It's a totally different story in Georgia where you have pest control on a retainer.
When I stayed in the ground floor condo, I would wake up to palmetto bugs in the house. I would chase them around at 4am with the vacuum cleaner because they were too huge for me to deal with.
The bug vac I had ready in Minneapolis? Useless against the bugs down here.
But the condo was old and not well-sealed. Things would be better when I bought a house down here and moved in.
And things were better. Mostly.
There was just this one little problem in my new home. The scorpions. I can still remember the first time I saw one. It was in my bedroom, it's tail curved up and I'm like, GAH! What do I do? My usual tactic of spraying bugs wasn't going to work because of its shell. I finally stepped on it. EWWWW! But I was wearing my Birkenstock sandals, so I knew my foot would be safe and it's not like I wanted that thing hanging around, and maybe making more scorpions.

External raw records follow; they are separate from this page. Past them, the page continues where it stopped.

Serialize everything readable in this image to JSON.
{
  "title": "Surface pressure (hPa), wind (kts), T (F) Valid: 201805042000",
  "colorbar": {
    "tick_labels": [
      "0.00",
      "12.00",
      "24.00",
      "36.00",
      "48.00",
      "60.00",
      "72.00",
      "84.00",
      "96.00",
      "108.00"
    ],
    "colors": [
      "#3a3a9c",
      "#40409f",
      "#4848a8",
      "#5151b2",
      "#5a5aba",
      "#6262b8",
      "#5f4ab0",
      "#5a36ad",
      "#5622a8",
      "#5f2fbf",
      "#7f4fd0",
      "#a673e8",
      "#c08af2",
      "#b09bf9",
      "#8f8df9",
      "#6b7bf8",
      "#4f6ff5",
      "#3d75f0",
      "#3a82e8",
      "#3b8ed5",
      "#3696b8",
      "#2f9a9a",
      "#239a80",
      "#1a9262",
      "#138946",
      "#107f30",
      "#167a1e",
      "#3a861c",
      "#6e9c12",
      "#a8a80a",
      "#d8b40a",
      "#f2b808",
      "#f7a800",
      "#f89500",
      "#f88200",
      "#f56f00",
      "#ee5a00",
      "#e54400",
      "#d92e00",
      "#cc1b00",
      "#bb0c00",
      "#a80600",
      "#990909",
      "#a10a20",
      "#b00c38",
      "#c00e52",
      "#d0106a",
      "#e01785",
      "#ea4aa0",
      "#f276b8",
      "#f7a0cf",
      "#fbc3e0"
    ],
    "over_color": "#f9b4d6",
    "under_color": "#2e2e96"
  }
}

So every time pest control came out, I had them spray the attic for scorpions. That's how they were getting in the house. Or at least that's what we suspected.
My second house down here has no scorpions. The bug situation has been blessedly calm. Until last Wednesday. My dad reported to me that there were ants in his bathroom. But he wasn't positive they were ants and wanted me to look at them. No! I don't want to see bugs.
He was going to put down sticky traps and I told him to call pest control. This is what I'm paying them for--quarterly spraying and to show up whenever there's a bug issue.
The pest guy came out last Friday and said they were spider ants. WTF are spider ants? I'm not Googling that! He also sprayed outside and around the doorways and the kitchen although we hadn't seen anything there. Fingers crossed that this takes care of the problem.
If bugs want to live, they need to stay out of the perimeter of death around my house and they for dang sure need to stay out of my home. No bugs allowed.